With Optimized Batch Processing

import concurrent.futures
from avaliar.models.base import AvaliarBaseLLM
from openai import OpenAI


class BatchLLM(AvaliarBaseLLM):
    def __init__(self, model: str = "gpt-4o", max_workers: int = 8):
        self.client = OpenAI()
        self.model = model
        self.max_workers = max_workers

    def generate(self, prompt: str) -> str:
        response = self.client.chat.completions.create(
            model=self.model,
            messages=[{"role": "user", "content": prompt}],
            temperature=0.7,
            max_tokens=2048,
        )
        return response.choices[0].message.content

    def batch_generate(self, prompts: list[str], **kwargs) -> list[str]:
        with concurrent.futures.ThreadPoolExecutor(
            max_workers=self.max_workers
        ) as executor:
            results = list(executor.map(self.generate, prompts))
        return results
Override batch_generate with concurrent execution to dramatically speed up benchmarks.
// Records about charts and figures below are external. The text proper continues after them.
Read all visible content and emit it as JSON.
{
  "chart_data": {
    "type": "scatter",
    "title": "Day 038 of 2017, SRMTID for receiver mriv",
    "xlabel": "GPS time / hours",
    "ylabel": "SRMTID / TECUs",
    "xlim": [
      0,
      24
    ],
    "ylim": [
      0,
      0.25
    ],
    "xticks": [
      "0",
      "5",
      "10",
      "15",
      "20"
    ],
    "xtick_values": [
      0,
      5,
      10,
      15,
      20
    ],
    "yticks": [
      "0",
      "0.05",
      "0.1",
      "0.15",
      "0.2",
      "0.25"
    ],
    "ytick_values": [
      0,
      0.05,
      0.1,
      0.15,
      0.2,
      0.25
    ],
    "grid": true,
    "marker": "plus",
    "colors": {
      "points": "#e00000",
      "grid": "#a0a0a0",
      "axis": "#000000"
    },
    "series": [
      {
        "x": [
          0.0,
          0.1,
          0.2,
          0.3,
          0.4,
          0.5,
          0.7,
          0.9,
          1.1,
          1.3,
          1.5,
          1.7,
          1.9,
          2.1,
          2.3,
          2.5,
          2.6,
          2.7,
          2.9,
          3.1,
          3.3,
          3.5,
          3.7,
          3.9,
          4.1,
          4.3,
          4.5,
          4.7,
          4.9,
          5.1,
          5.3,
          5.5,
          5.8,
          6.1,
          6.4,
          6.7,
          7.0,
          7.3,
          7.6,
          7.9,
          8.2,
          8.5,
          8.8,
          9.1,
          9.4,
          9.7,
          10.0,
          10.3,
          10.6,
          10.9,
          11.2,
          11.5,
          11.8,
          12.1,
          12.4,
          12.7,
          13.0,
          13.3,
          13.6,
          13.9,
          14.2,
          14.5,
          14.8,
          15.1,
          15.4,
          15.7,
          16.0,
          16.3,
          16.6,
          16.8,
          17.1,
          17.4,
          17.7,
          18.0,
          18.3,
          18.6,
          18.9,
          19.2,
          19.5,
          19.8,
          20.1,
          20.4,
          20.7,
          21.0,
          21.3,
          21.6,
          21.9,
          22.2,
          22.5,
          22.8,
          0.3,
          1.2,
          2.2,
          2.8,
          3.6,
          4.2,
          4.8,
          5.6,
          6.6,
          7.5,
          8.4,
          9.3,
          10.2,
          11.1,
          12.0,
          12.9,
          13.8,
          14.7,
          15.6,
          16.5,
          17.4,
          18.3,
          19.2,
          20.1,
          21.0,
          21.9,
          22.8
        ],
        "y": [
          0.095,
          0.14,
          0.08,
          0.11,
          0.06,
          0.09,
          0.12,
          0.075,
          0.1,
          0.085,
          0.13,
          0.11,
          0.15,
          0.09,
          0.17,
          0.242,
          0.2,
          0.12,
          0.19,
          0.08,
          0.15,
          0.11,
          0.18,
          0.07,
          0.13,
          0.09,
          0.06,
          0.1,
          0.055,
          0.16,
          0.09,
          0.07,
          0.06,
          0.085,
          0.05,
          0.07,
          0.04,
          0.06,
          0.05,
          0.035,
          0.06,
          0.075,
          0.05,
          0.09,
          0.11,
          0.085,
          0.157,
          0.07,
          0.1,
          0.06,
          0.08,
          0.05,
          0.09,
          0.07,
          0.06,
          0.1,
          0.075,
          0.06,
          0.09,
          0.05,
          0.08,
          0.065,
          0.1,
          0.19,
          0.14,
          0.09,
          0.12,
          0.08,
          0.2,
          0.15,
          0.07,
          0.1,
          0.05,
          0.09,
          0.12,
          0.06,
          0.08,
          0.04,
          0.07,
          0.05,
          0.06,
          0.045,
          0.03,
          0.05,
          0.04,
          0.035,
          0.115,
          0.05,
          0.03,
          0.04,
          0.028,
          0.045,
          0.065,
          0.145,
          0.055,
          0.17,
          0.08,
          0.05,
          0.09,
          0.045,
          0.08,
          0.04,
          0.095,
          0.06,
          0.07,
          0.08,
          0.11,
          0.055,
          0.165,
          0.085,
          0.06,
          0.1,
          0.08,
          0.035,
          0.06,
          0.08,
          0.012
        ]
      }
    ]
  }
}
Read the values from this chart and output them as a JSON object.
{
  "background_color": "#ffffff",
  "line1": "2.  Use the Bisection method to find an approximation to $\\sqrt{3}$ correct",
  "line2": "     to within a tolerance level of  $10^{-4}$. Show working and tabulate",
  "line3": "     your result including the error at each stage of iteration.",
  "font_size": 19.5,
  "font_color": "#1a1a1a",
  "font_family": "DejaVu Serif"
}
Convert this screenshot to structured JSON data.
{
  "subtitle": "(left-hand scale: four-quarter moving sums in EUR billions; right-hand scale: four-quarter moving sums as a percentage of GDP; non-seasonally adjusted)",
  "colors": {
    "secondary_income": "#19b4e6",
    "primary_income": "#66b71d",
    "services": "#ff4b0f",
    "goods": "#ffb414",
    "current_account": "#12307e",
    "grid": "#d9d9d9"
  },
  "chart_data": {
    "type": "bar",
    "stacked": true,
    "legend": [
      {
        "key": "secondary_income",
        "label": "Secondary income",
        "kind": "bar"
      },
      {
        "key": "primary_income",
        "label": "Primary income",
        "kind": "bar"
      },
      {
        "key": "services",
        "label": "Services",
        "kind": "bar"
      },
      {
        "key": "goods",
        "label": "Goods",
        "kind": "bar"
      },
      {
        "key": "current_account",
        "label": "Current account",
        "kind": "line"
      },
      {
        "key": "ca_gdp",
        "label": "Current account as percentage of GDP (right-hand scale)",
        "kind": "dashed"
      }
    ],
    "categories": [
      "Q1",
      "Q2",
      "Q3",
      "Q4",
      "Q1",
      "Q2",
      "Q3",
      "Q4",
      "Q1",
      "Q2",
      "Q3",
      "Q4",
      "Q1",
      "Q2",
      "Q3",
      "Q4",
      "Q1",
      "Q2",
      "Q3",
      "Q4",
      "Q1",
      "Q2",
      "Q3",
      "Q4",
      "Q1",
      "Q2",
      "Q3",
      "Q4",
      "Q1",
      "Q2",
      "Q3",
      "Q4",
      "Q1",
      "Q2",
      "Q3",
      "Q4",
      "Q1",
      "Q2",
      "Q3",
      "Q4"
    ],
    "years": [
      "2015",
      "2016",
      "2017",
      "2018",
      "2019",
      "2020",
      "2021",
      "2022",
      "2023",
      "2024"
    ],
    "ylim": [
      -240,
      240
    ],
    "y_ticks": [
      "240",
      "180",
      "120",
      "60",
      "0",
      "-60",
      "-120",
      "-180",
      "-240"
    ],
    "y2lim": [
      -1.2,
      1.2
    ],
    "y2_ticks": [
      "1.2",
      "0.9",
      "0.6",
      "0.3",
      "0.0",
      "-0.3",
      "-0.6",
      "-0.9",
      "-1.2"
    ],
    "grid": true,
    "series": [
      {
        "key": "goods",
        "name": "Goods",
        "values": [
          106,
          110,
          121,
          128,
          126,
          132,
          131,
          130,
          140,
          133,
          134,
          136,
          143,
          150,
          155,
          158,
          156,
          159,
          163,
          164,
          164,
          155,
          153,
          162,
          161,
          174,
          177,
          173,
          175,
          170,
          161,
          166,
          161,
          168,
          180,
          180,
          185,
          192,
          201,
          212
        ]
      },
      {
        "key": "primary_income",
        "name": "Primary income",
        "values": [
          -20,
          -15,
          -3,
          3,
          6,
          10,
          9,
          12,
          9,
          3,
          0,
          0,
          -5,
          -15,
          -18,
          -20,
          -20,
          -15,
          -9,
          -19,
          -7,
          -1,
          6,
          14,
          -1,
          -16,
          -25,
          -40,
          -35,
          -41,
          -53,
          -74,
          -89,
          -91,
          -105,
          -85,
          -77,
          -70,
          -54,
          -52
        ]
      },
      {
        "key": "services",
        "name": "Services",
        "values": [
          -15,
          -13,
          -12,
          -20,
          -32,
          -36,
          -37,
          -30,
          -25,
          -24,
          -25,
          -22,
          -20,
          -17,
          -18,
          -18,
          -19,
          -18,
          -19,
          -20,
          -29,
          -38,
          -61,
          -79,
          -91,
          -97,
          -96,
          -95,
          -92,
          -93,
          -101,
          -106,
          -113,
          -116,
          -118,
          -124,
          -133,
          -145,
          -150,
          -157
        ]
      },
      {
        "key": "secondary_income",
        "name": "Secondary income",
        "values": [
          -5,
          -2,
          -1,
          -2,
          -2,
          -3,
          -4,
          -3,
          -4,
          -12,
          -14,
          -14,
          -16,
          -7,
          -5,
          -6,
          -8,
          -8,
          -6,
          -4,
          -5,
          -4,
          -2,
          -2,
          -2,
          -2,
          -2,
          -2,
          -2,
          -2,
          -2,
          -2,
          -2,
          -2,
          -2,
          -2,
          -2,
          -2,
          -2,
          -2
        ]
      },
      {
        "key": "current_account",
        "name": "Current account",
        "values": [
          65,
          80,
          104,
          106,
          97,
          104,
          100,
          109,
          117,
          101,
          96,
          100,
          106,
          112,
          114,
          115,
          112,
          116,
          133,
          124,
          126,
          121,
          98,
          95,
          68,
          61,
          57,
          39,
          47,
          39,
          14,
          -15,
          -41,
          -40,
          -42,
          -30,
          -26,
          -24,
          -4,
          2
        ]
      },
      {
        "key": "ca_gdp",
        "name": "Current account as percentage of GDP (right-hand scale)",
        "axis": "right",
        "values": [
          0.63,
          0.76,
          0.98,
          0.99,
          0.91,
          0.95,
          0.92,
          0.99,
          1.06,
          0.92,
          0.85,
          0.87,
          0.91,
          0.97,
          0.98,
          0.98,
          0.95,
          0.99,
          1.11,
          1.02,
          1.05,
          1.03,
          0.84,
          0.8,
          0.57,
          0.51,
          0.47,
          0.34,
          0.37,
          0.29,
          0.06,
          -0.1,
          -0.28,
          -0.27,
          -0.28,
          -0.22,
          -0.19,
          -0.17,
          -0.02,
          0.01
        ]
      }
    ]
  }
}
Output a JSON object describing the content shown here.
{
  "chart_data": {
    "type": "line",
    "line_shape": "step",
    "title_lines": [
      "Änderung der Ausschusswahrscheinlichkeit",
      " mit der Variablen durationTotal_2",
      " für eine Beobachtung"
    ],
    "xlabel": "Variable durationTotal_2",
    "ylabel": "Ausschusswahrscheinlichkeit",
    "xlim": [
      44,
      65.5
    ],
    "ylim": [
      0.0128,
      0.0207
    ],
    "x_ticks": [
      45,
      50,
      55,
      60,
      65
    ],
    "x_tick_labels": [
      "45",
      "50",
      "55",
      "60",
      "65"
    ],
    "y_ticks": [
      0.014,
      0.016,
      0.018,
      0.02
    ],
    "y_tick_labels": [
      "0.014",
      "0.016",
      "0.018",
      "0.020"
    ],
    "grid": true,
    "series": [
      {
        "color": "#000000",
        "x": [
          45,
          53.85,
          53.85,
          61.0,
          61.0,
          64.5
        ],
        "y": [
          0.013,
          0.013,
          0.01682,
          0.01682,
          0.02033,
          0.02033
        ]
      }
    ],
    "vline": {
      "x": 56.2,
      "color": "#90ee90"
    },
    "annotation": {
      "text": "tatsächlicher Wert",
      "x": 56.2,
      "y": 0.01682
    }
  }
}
A thread pool works well for I/O-bound LLM API calls.

TestCase Model

When running benchmarks, each test case is represented as a TestCase object with the following fields:
FieldTypeDescription
inputstrThe input prompt sent to your model
outputstrThe actual response generated by your model
expected_outputstrThe expected or reference response for comparison
contextstrAdditional context relevant to the test case
The benchmark runner calls your generate() method with the input field and stores the result in output. Scoring functions then compare output against expected_output using the provided context.
from avaliar.models.base import TestCase

test_case = TestCase(
    input="What is the capital of France?",
    output="The capital of France is Paris.",
    expected_output="Paris",
    context="European geography question",
)
You do not need to create TestCase objects yourself when running benchmarks. The benchmark runner constructs them automatically from the dataset and your model’s responses.